Porte-parole : INCa / Cnamts / CMG / HAS
Cibles : titres de la presse médicale et certains journalistes de la presse Grand Public
Diffusion d’un communiqué de presse à l’issue du petit-déjeuner : rappel des enjeux et mise à
disposition des documents d’information ;
Plus de 35 articles et retombées presse (à date du 31 mars)
3. un atelier au congrès de la Médecine Générale avec une prise de parole tripartie INCa, Cnamts et
CMG
4. la diffusion, à travers une campagne d’échanges confraternels vers les médecins généralistes gros
prescripteurs de dosage du PSA chez les hommes sans cancer de la prostate, notamment chez les
hommes plus de 70 ans, d’outils d’information et d’aide à la décision pour les médecins et leurs
patients, afin de renforcer l’information des médecins généralistes et permettre un choix éclairé des
patients lorsque le premier dosage de PSA est proposé ou demandé.
Deux outils d’aide à la décision ont été conçus :
un document à destination des médecins généralistes (annexe 6) sur la pertinence et les conséquences
de ce dépistage, étayé par des données chiffrées.

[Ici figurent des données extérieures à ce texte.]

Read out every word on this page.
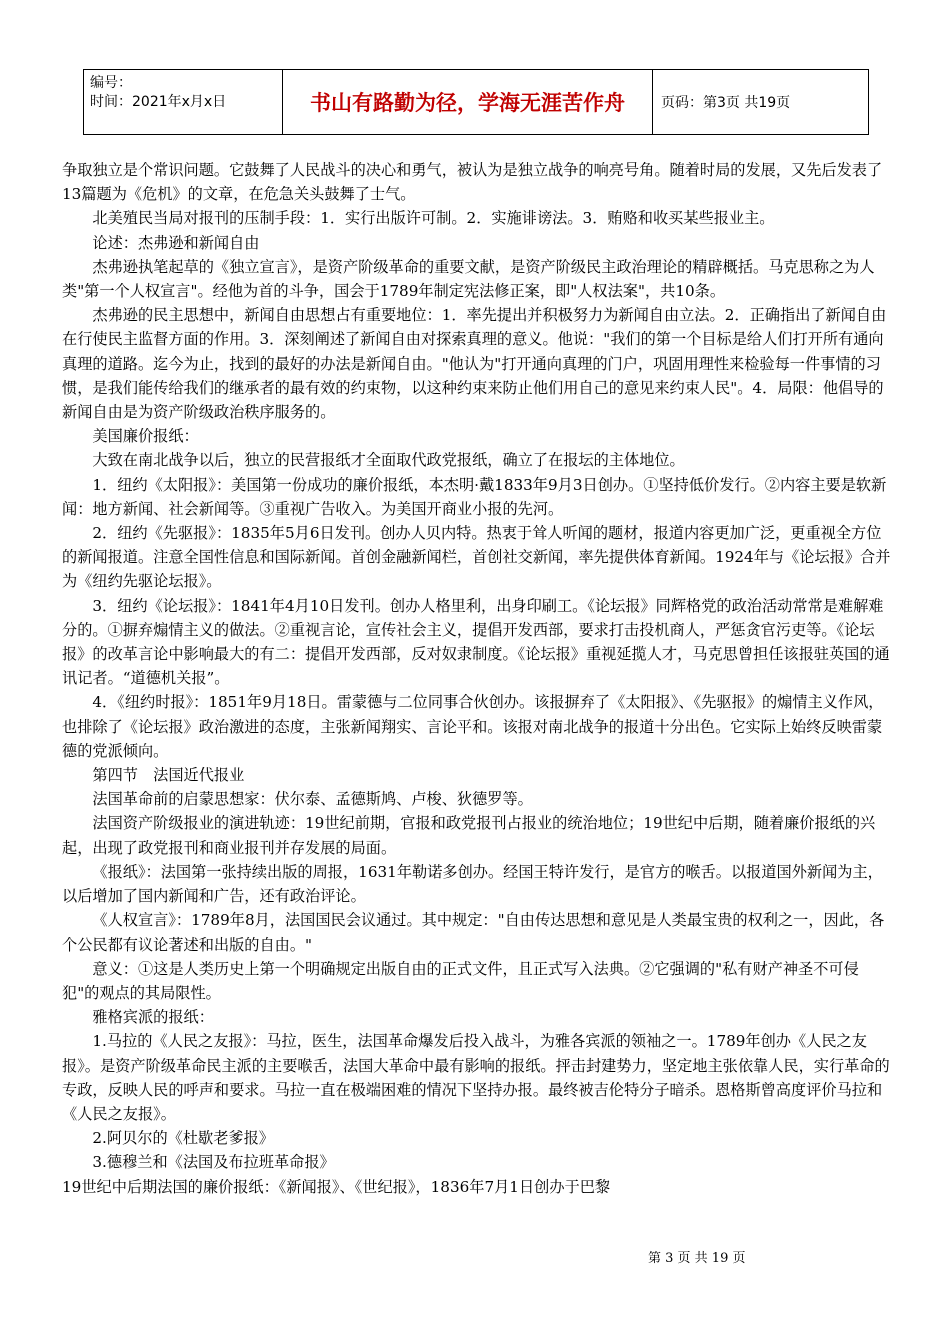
编号：
时间：2021年x月x日	书山有路勤为径，学海无涯苦作舟	页码：第3页 共19页

争取独立是个常识问题。它鼓舞了人民战斗的决心和勇气，被认为是独立战争的响亮号角。随着时局的发展，又先后发表了13篇题为《危机》的文章，在危急关头鼓舞了士气。

北美殖民当局对报刊的压制手段：1．实行出版许可制。2．实施诽谤法。3．贿赂和收买某些报业主。

论述：杰弗逊和新闻自由

杰弗逊执笔起草的《独立宣言》，是资产阶级革命的重要文献，是资产阶级民主政治理论的精辟概括。马克思称之为人类"第一个人权宣言"。经他为首的斗争，国会于1789年制定宪法修正案，即"人权法案"，共10条。

杰弗逊的民主思想中，新闻自由思想占有重要地位：1．率先提出并积极努力为新闻自由立法。2．正确指出了新闻自由在行使民主监督方面的作用。3．深刻阐述了新闻自由对探索真理的意义。他说："我们的第一个目标是给人们打开所有通向真理的道路。迄今为止，找到的最好的办法是新闻自由。"他认为"打开通向真理的门户，巩固用理性来检验每一件事情的习惯，是我们能传给我们的继承者的最有效的约束物，以这种约束来防止他们用自己的意见来约束人民"。4．局限：他倡导的新闻自由是为资产阶级政治秩序服务的。

美国廉价报纸：

大致在南北战争以后，独立的民营报纸才全面取代政党报纸，确立了在报坛的主体地位。

1．纽约《太阳报》：美国第一份成功的廉价报纸，本杰明·戴1833年9月3日创办。①坚持低价发行。②内容主要是软新闻：地方新闻、社会新闻等。③重视广告收入。为美国开商业小报的先河。

2．纽约《先驱报》：1835年5月6日发刊。创办人贝内特。热衷于耸人听闻的题材，报道内容更加广泛，更重视全方位的新闻报道。注意全国性信息和国际新闻。首创金融新闻栏，首创社交新闻，率先提供体育新闻。1924年与《论坛报》合并为《纽约先驱论坛报》。

3．纽约《论坛报》：1841年4月10日发刊。创办人格里利，出身印刷工。《论坛报》同辉格党的政治活动常常是难解难分的。①摒弃煽情主义的做法。②重视言论，宣传社会主义，提倡开发西部，要求打击投机商人，严惩贪官污吏等。《论坛报》的改革言论中影响最大的有二：提倡开发西部，反对奴隶制度。《论坛报》重视延揽人才，马克思曾担任该报驻英国的通讯记者。“道德机关报”。

4．《纽约时报》：1851年9月18日。雷蒙德与二位同事合伙创办。该报摒弃了《太阳报》、《先驱报》的煽情主义作风，也排除了《论坛报》政治激进的态度，主张新闻翔实、言论平和。该报对南北战争的报道十分出色。它实际上始终反映雷蒙德的党派倾向。

第四节　法国近代报业

法国革命前的启蒙思想家：伏尔泰、孟德斯鸠、卢梭、狄德罗等。

法国资产阶级报业的演进轨迹：19世纪前期，官报和政党报刊占报业的统治地位；19世纪中后期，随着廉价报纸的兴起，出现了政党报刊和商业报刊并存发展的局面。

《报纸》：法国第一张持续出版的周报，1631年勒诺多创办。经国王特许发行，是官方的喉舌。以报道国外新闻为主，以后增加了国内新闻和广告，还有政治评论。

《人权宣言》：1789年8月，法国国民会议通过。其中规定："自由传达思想和意见是人类最宝贵的权利之一，因此，各个公民都有议论著述和出版的自由。"

意义：①这是人类历史上第一个明确规定出版自由的正式文件，且正式写入法典。②它强调的"私有财产神圣不可侵犯"的观点的其局限性。

雅格宾派的报纸：

1.马拉的《人民之友报》：马拉，医生，法国革命爆发后投入战斗，为雅各宾派的领袖之一。1789年创办《人民之友报》。是资产阶级革命民主派的主要喉舌，法国大革命中最有影响的报纸。抨击封建势力，坚定地主张依靠人民，实行革命的专政，反映人民的呼声和要求。马拉一直在极端困难的情况下坚持办报。最终被吉伦特分子暗杀。恩格斯曾高度评价马拉和《人民之友报》。

2.阿贝尔的《杜歇老爹报》

3.德穆兰和《法国及布拉班革命报》

19世纪中后期法国的廉价报纸：《新闻报》、《世纪报》，1836年7月1日创办于巴黎

第 3 页 共 19 页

Ce document a pour objectif de :
Sensibiliser les médecins et leurs patients, afin que la prescription du premier dosage de PSA ne soit
plus systématique (lors de bilans sanguins, etc…) et sans information du patient.
Rappeler au médecin les recommandations françaises sur l’utilisation du PSA qui n’est pas
recommandé pour le dépistage du cancer de la prostate.
Rappeler au médecin, lorsque le patient souhaite se faire dépister ou lorsque le médecin le juge
nécessaire, que le patient doit être informé des avantages et des inconvénients des différents tests de
diagnostic, des risques de cancer de la prostate en général, des différentes options thérapeutiques
ainsi que des effets indésirables, et des complications en rapport.